The Interahamwe were known to be extremely cruel with the people they chopped apart; first cutting tendons so the victims could not run away, then removing limbs so that a person could see their body coming apart slowly. Family members were often forced to watch, knowing they were next. Their wives and their children were often raped in front of them while this was happening. Priests helped kill their congregations. In some cases the congregations helped kill their priests. Tutsi wives went to sleep next to their Hutu husbands and awoke to find the blade of a machete sawing into their neck, and above them, the grimacing face of the man who had sworn to love and cherish them for life. And Tutsi wives also killed their husbands. Children threw their grandparents down pit toilets and heaved rocks on top of them until the cries stopped. Unborn babies were slices from their mothers' wombs and tossed about like soccer balls. Severed heads and genitals were on display. The dark lust unleashed in Rwanda went beyond friendships and beyond politics and even beyond hate itself - it had become killing for killing's sake, killing for sport, killing for nothing .It raged on, all around the hotel, on the capital's street and in the communes and in the hills in every little spidery valley. (page 134)

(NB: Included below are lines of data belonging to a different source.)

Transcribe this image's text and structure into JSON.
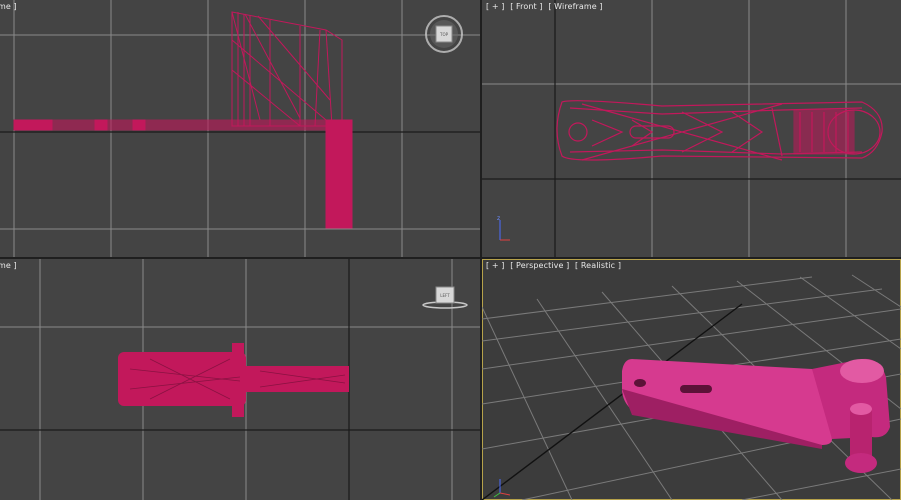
{
  "viewports": {
    "top_left": {
      "label_text": "me ]"
    },
    "top_right": {
      "labels": [
        "[ + ]",
        "[ Front ]",
        "[ Wireframe ]"
      ]
    },
    "bottom_left": {
      "label_text": "me ]"
    },
    "bottom_right": {
      "labels": [
        "[ + ]",
        "[ Perspective ]",
        "[ Realistic ]"
      ],
      "active": true
    }
  },
  "viewcube": {
    "top_face": "TOP",
    "left_face": "LEFT"
  },
  "colors": {
    "viewport_bg": "#444444",
    "grid": "#8a8a8a",
    "grid_major": "#1a1a1a",
    "object": "#c2185b",
    "object_realistic": "#d63a8f",
    "active_border": "#b6a24a"
  },
  "icons": [
    "viewcube-top-icon",
    "viewcube-left-icon",
    "axis-tripod-icon"
  ]
}
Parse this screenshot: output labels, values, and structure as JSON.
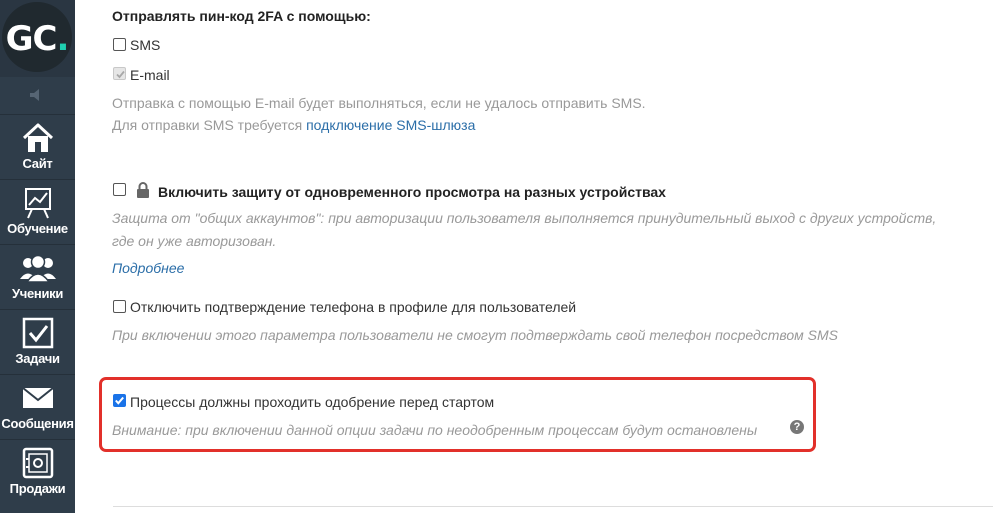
{
  "sidebar": {
    "logo": {
      "text": "GC",
      "dot": "."
    },
    "items": [
      {
        "label": "Сайт",
        "icon": "home-icon"
      },
      {
        "label": "Обучение",
        "icon": "chart-board-icon"
      },
      {
        "label": "Ученики",
        "icon": "users-icon"
      },
      {
        "label": "Задачи",
        "icon": "checkbox-task-icon"
      },
      {
        "label": "Сообщения",
        "icon": "envelope-icon"
      },
      {
        "label": "Продажи",
        "icon": "safe-icon"
      }
    ]
  },
  "settings": {
    "twofa": {
      "heading": "Отправлять пин-код 2FA с помощью:",
      "sms_label": "SMS",
      "email_label": "E-mail",
      "note1": "Отправка с помощью E-mail будет выполняться, если не удалось отправить SMS.",
      "note2_prefix": "Для отправки SMS требуется",
      "note2_link": "подключение SMS-шлюза"
    },
    "concurrent": {
      "label": "Включить защиту от одновременного просмотра на разных устройствах",
      "desc1": "Защита от \"общих аккаунтов\": при авторизации пользователя выполняется принудительный выход с других устройств,",
      "desc2": "где он уже авторизован.",
      "more_link": "Подробнее"
    },
    "phone": {
      "label": "Отключить подтверждение телефона в профиле для пользователей",
      "desc": "При включении этого параметра пользователи не смогут подтверждать свой телефон посредством SMS"
    },
    "approval": {
      "label": "Процессы должны проходить одобрение перед стартом",
      "warning": "Внимание: при включении данной опции задачи по неодобренным процессам будут остановлены",
      "help": "?"
    }
  },
  "colors": {
    "sidebar": "#2f3d4a",
    "accent": "#1fcfb0",
    "link": "#2b6ea8",
    "highlight": "#e2302a",
    "checkbox": "#1a73e8"
  }
}
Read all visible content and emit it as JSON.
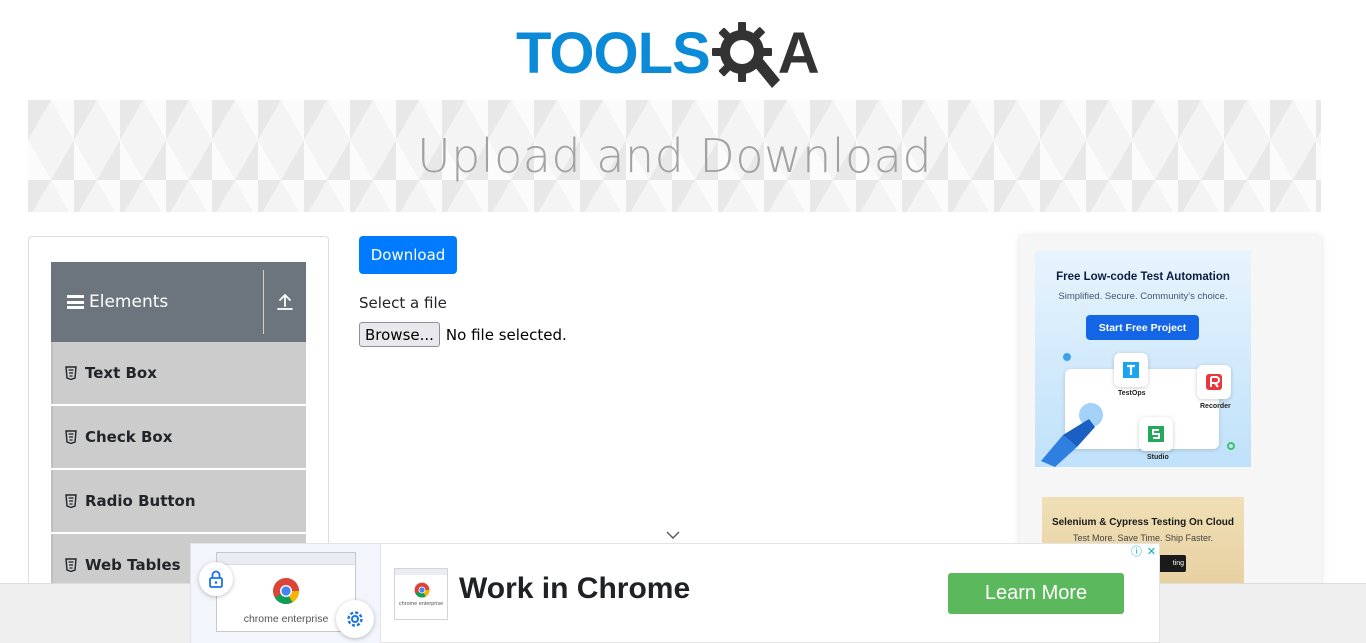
{
  "header": {
    "logo_text_left": "TOOLS",
    "logo_text_right": "A",
    "brand_color": "#0b8ad8"
  },
  "banner": {
    "title": "Upload and Download"
  },
  "sidebar": {
    "group_title": "Elements",
    "group_color": "#6c757d",
    "items": [
      {
        "label": "Text Box",
        "icon": "document-icon"
      },
      {
        "label": "Check Box",
        "icon": "document-icon"
      },
      {
        "label": "Radio Button",
        "icon": "document-icon"
      },
      {
        "label": "Web Tables",
        "icon": "document-icon"
      }
    ]
  },
  "main": {
    "download_label": "Download",
    "download_color": "#007bff",
    "select_label": "Select a file",
    "browse_label": "Browse...",
    "file_status": "No file selected."
  },
  "ads": {
    "katalon": {
      "title": "Free Low-code Test Automation",
      "subtitle": "Simplified. Secure. Community's choice.",
      "button": "Start Free Project",
      "apps": [
        "TestOps",
        "Recorder",
        "Studio"
      ]
    },
    "cloud": {
      "title": "Selenium & Cypress Testing On Cloud",
      "subtitle": "Test More. Save Time. Ship Faster.",
      "button": "ting"
    },
    "chrome": {
      "thumb_label": "chrome enterprise",
      "small_thumb_label": "chrome enterprise",
      "headline": "Work in Chrome",
      "button": "Learn More",
      "button_color": "#5cb85c"
    }
  }
}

Paul's hotel was one of the best in Rwanda and so many government people and other people with power often stayed there. He made it a practise to introduce himself to them and collected their business cards. The contact information became very useful while the war was going on. A number of times he was told his hotel would be raided. He'd call person after person trying to get someone to change the orders - and each time it worked out. He also made a lot of calls to other countries to get help. None came though. He even had contacts at the Whitehouse in the USA. He'd call and get told that they'd take a message....but nothing ever came of it. He says:

...the world's foremost superpower, America, has almost never acted to stop a race of people from being exterminated, even when confronted with overwhelming evidence. (page 137)

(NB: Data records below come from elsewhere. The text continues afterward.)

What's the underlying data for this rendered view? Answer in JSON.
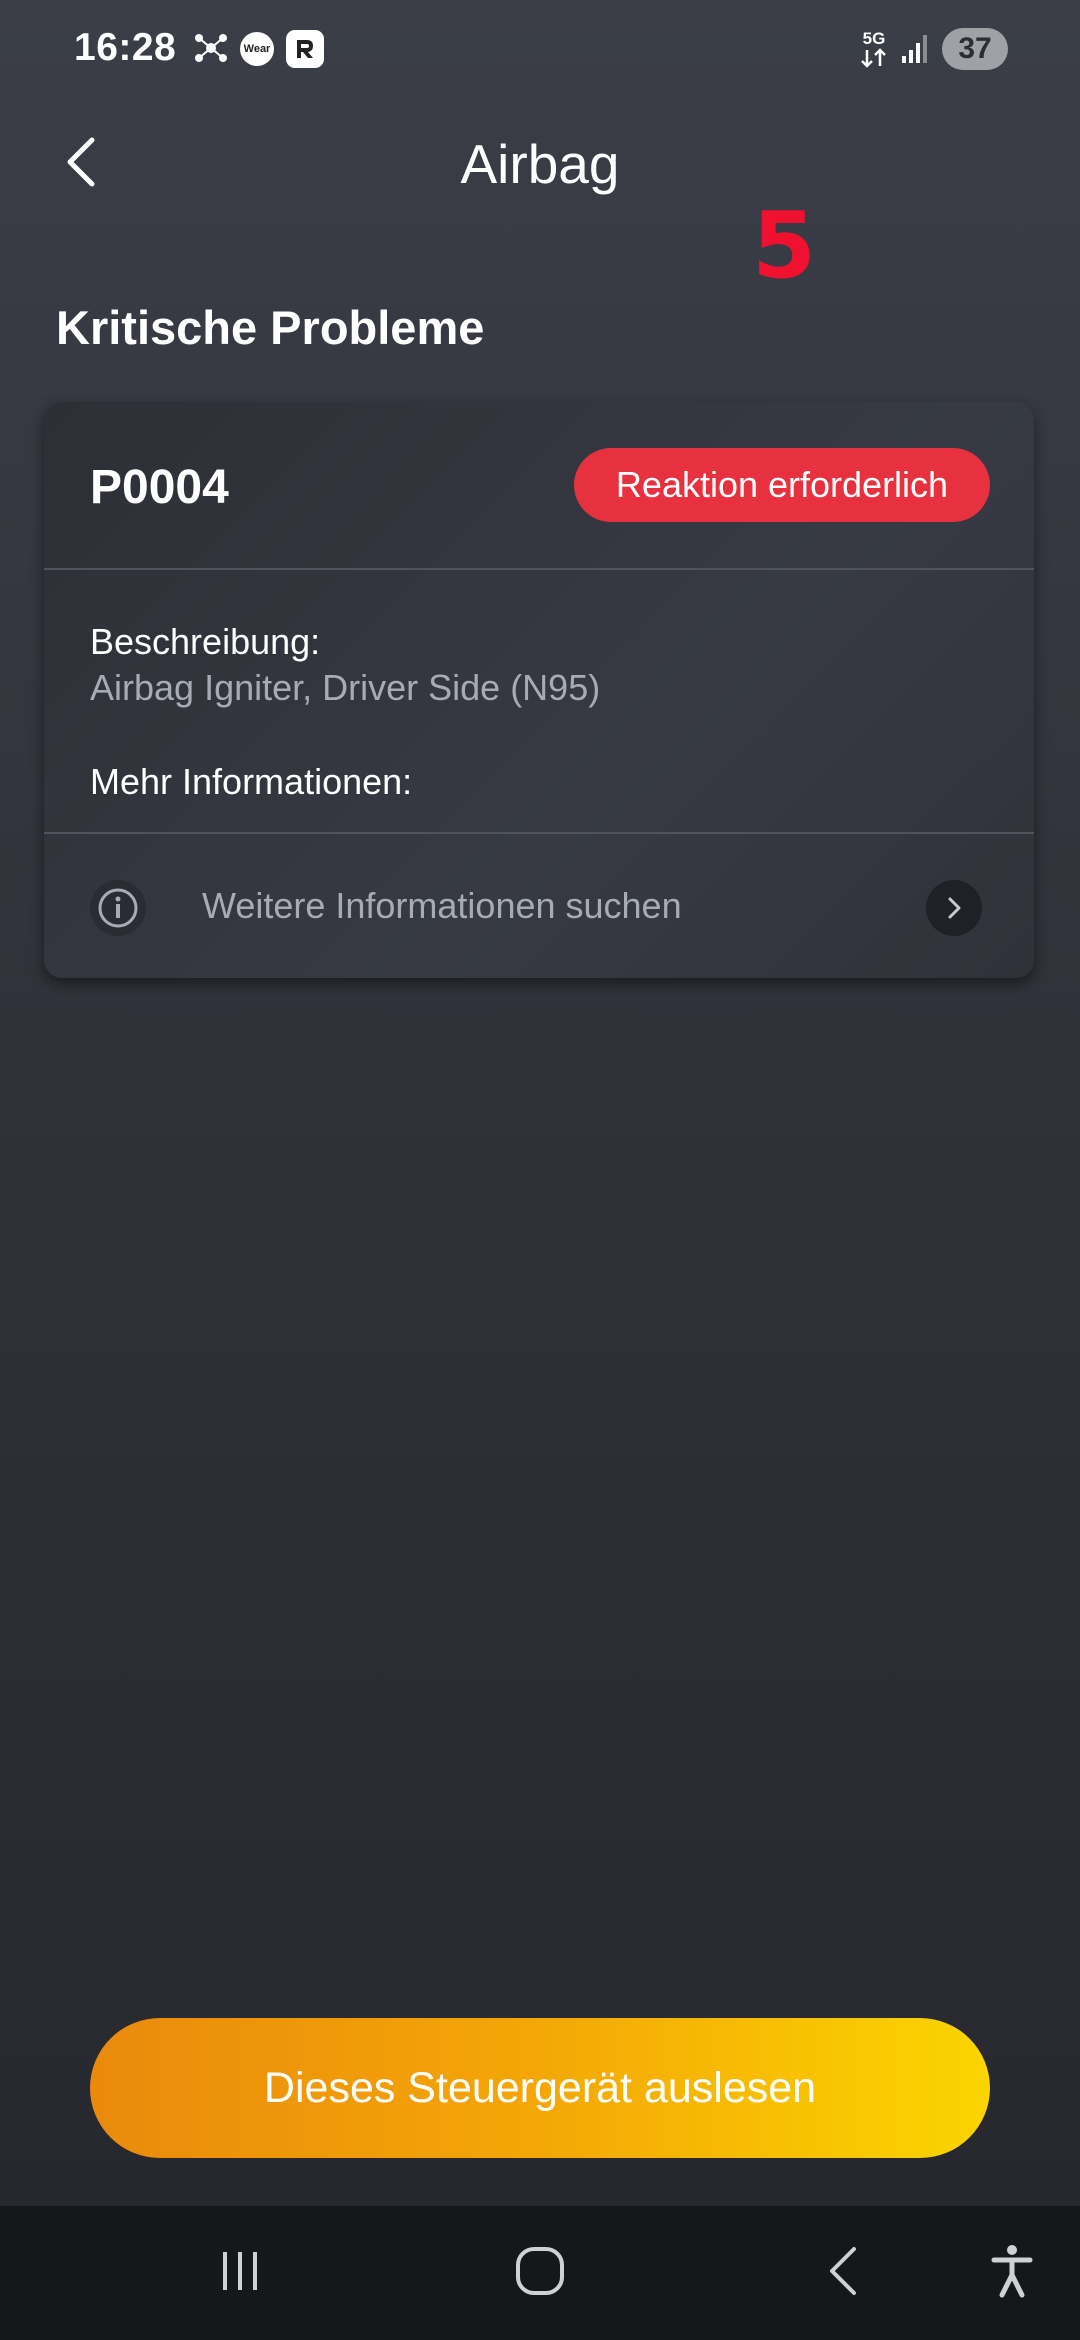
{
  "status_bar": {
    "time": "16:28",
    "wear_label": "Wear",
    "network_label": "5G",
    "battery": "37"
  },
  "header": {
    "title": "Airbag",
    "annotation": "5"
  },
  "section": {
    "title": "Kritische Probleme"
  },
  "issue": {
    "code": "P0004",
    "badge": "Reaktion erforderlich",
    "badge_color": "#e8313f",
    "description_label": "Beschreibung:",
    "description_value": "Airbag Igniter, Driver Side (N95)",
    "more_info_label": "Mehr Informationen:",
    "search_link": "Weitere Informationen suchen"
  },
  "footer": {
    "primary_button": "Dieses Steuergerät auslesen",
    "gradient_start": "#ea8a0d",
    "gradient_end": "#fbd500"
  },
  "icons": [
    "network-icon",
    "wear-icon",
    "r-app-icon",
    "5g-icon",
    "signal-icon",
    "battery-icon",
    "back-arrow-icon",
    "info-icon",
    "chevron-right-icon",
    "recents-icon",
    "home-icon",
    "nav-back-icon",
    "accessibility-icon"
  ]
}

I can't imagine life after going through a war like that. How do you live life after you've gone through such horror? The author says:

Nights were hardest for us. Weeping filled the air. I found it hard to find even the mindless release of sleep. Wives came to understand that they would never see their missing husbands again. parents had to force themselves to stop imagining hos their irreplaceable children had died at the hands of strangers. And that emptiness in their lives would go on and on. It took a tremendous force of will to keep your own heart together in this unending grief. (page 167)
I can really understand why one would wonder about where God was in all this.

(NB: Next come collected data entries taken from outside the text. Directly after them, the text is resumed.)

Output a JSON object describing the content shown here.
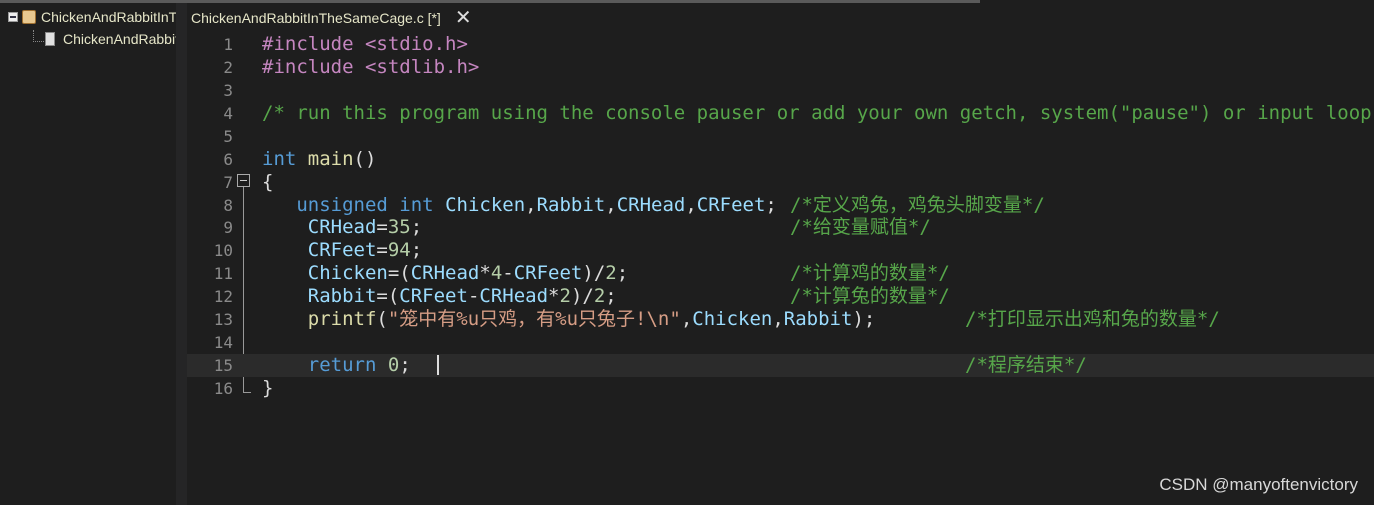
{
  "sidebar": {
    "project": "ChickenAndRabbitInTheSameCage",
    "file": "ChickenAndRabbitInTheSameCage.c"
  },
  "tab": {
    "label": "ChickenAndRabbitInTheSameCage.c [*]",
    "close": "✕"
  },
  "editor": {
    "current_line": 15,
    "lines": [
      {
        "n": "1",
        "tokens": [
          [
            "pp",
            "#include <stdio.h>"
          ]
        ]
      },
      {
        "n": "2",
        "tokens": [
          [
            "pp",
            "#include <stdlib.h>"
          ]
        ]
      },
      {
        "n": "3",
        "tokens": []
      },
      {
        "n": "4",
        "tokens": [
          [
            "cm",
            "/* run this program using the console pauser or add your own getch, system(\"pause\") or input loop */"
          ]
        ]
      },
      {
        "n": "5",
        "tokens": []
      },
      {
        "n": "6",
        "tokens": [
          [
            "kw",
            "int"
          ],
          [
            "op",
            " "
          ],
          [
            "fn",
            "main"
          ],
          [
            "op",
            "()"
          ]
        ]
      },
      {
        "n": "7",
        "tokens": [
          [
            "op",
            "{"
          ]
        ]
      },
      {
        "n": "8",
        "tokens": [
          [
            "op",
            "   "
          ],
          [
            "kw",
            "unsigned int"
          ],
          [
            "op",
            " "
          ],
          [
            "id",
            "Chicken"
          ],
          [
            "op",
            ","
          ],
          [
            "id",
            "Rabbit"
          ],
          [
            "op",
            ","
          ],
          [
            "id",
            "CRHead"
          ],
          [
            "op",
            ","
          ],
          [
            "id",
            "CRFeet"
          ],
          [
            "op",
            ";"
          ]
        ],
        "comment": "/*定义鸡兔，鸡兔头脚变量*/"
      },
      {
        "n": "9",
        "tokens": [
          [
            "op",
            "    "
          ],
          [
            "id",
            "CRHead"
          ],
          [
            "op",
            "="
          ],
          [
            "num",
            "35"
          ],
          [
            "op",
            ";"
          ]
        ],
        "comment": "/*给变量赋值*/"
      },
      {
        "n": "10",
        "tokens": [
          [
            "op",
            "    "
          ],
          [
            "id",
            "CRFeet"
          ],
          [
            "op",
            "="
          ],
          [
            "num",
            "94"
          ],
          [
            "op",
            ";"
          ]
        ]
      },
      {
        "n": "11",
        "tokens": [
          [
            "op",
            "    "
          ],
          [
            "id",
            "Chicken"
          ],
          [
            "op",
            "=("
          ],
          [
            "id",
            "CRHead"
          ],
          [
            "op",
            "*"
          ],
          [
            "num",
            "4"
          ],
          [
            "op",
            "-"
          ],
          [
            "id",
            "CRFeet"
          ],
          [
            "op",
            ")/"
          ],
          [
            "num",
            "2"
          ],
          [
            "op",
            ";"
          ]
        ],
        "comment": "/*计算鸡的数量*/"
      },
      {
        "n": "12",
        "tokens": [
          [
            "op",
            "    "
          ],
          [
            "id",
            "Rabbit"
          ],
          [
            "op",
            "=("
          ],
          [
            "id",
            "CRFeet"
          ],
          [
            "op",
            "-"
          ],
          [
            "id",
            "CRHead"
          ],
          [
            "op",
            "*"
          ],
          [
            "num",
            "2"
          ],
          [
            "op",
            ")/"
          ],
          [
            "num",
            "2"
          ],
          [
            "op",
            ";"
          ]
        ],
        "comment": "/*计算兔的数量*/"
      },
      {
        "n": "13",
        "tokens": [
          [
            "op",
            "    "
          ],
          [
            "fn",
            "printf"
          ],
          [
            "op",
            "("
          ],
          [
            "str",
            "\"笼中有%u只鸡，有%u只兔子!\\n\""
          ],
          [
            "op",
            ","
          ],
          [
            "id",
            "Chicken"
          ],
          [
            "op",
            ","
          ],
          [
            "id",
            "Rabbit"
          ],
          [
            "op",
            ");"
          ]
        ],
        "comment": "/*打印显示出鸡和兔的数量*/"
      },
      {
        "n": "14",
        "tokens": []
      },
      {
        "n": "15",
        "tokens": [
          [
            "op",
            "    "
          ],
          [
            "kw",
            "return"
          ],
          [
            "op",
            " "
          ],
          [
            "num",
            "0"
          ],
          [
            "op",
            ";"
          ]
        ],
        "comment": "/*程序结束*/"
      },
      {
        "n": "16",
        "tokens": [
          [
            "op",
            "}"
          ]
        ]
      }
    ]
  },
  "watermark": "CSDN @manyoftenvictory"
}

I still believe in a kind of Higher Power that is the original of all we see around us, but I am not one who prays much anymore. I felt that God left my on my own during the genocide. I have many troubling questions that I fear will go unanswered until the day I die. I share this yearning in the heart with many other Rwandans. Was God hiding from us during the killing? It sued to be that God and I shared many drinks together as friends. We don't talk much anymore, but I would like to think that we can one day reconcile over an urwagwa and he will explain everything to me. But that time is not yet here. (page 184)

My heart aches for these people. He says that now it is illegal to think of yourself as either a Hutu or a Tutsi. We say that we learn from these things and that we'll never let it happen again....but I have to wonder if it will ever really end. I wonder though how many stories will come out of what is going on in Darfur right now.